Regarding the usage of e-cigarettes at South, Dean Ronald Bean touched on the school policy on e-cigarettes, explaining that e-cigarettes fall under the board policy about possession of tobacco. At South, e-cigarettes are considered to be nicotine delivery devices, as noted in the student handbook.
“Our expectation is that students don’t have [e-cigarettes] on campus and obviously not using them on campus,” Bean said. “It’s not okay to be in possession of them, to have them on school property or at school sponsored activities, or to use them on campus or at any school sponsored activities.”

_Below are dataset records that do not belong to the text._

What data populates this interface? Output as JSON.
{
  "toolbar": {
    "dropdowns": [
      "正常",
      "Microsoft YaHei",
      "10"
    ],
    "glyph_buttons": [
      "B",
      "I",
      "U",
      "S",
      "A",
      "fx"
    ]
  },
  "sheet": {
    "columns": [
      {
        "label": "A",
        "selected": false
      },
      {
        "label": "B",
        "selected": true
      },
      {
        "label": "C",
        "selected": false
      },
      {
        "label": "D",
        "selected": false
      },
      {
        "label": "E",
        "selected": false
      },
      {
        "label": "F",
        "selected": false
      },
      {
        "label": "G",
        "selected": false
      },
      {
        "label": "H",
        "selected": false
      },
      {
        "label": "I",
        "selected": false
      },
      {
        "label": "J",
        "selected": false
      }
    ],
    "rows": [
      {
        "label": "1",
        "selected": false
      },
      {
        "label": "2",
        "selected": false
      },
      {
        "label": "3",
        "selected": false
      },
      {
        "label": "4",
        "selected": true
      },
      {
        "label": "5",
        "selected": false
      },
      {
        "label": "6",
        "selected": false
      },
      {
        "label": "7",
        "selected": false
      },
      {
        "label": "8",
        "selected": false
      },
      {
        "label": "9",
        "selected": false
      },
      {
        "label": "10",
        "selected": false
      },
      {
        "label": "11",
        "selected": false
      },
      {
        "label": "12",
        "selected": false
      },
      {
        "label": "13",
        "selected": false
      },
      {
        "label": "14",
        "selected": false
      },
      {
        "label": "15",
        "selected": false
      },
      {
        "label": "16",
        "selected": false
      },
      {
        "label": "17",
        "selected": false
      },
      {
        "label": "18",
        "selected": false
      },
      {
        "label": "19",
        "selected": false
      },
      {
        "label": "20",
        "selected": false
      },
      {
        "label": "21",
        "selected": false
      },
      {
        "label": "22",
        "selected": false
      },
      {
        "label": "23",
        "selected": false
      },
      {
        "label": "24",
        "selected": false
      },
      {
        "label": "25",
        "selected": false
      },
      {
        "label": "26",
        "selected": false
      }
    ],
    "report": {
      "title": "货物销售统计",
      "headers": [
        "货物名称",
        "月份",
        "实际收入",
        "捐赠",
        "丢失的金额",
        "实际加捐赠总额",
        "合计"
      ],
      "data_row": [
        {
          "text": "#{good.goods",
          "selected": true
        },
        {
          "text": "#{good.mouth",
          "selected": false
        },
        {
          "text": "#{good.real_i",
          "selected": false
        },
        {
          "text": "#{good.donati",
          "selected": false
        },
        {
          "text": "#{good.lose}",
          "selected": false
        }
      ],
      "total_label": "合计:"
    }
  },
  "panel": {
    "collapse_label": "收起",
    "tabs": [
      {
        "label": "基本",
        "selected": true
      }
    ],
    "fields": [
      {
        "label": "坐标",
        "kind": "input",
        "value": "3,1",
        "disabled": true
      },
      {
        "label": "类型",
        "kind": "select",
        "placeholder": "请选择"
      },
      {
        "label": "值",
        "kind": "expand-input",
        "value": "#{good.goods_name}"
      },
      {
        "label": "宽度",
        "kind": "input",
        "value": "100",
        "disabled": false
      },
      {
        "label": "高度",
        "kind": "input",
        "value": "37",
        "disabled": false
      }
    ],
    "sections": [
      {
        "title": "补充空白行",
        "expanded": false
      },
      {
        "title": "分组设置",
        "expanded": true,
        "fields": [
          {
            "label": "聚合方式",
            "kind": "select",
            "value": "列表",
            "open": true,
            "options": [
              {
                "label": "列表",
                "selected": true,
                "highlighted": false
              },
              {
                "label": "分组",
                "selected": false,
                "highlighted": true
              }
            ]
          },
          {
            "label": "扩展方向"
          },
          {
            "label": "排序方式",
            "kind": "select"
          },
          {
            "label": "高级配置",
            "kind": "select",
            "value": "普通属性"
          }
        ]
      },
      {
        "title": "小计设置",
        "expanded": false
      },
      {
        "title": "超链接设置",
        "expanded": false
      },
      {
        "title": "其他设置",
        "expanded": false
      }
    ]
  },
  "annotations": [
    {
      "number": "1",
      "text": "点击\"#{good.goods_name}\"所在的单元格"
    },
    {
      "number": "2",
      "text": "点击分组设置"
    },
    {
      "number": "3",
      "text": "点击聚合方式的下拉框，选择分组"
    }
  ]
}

According to Bean, if a student is caught in possession of e-cigarettess and he or she is over 18, a P-ticket, also known as a local ordinance ticket, will be issued. For students under 18, the first and second time would be a six hour Saturday detention or a day in the LAC, or one day of in school suspension. Any time after that, they would start a one day out of school suspension.
“If we had a situation where a student was using [an e-cigarette] in class, our expectation would be that the teacher would at the minimum contact the dean’s office so we could address that issue right away,” Bean said.
In accordance with Scheinkopf, Bean pointed out that e-cigarettes have brought out concerns regarding nicotine and what nicotine can do to the body.
“We’re still concerned about [e-cigarettes] from a health and safety standpoint for the kids at our building,” Bean said.
Scheinkopf urged that for students who think that e-cigarettes can help them stop smoking, they should pursue another way of quitting smoking.
“There’s got to be a healthier way to stop smoking, to either go ‘cold turkey’, deal with it, the nicotine withdrawal, or to slowly diminish the number of cigarettes per week,” Sheinkopf said. “[Smoking is a] bad habit. Expensive habit. Deadly habit. I don’t see where these e-cigarettes are helping you because you’re trading one habit for another.”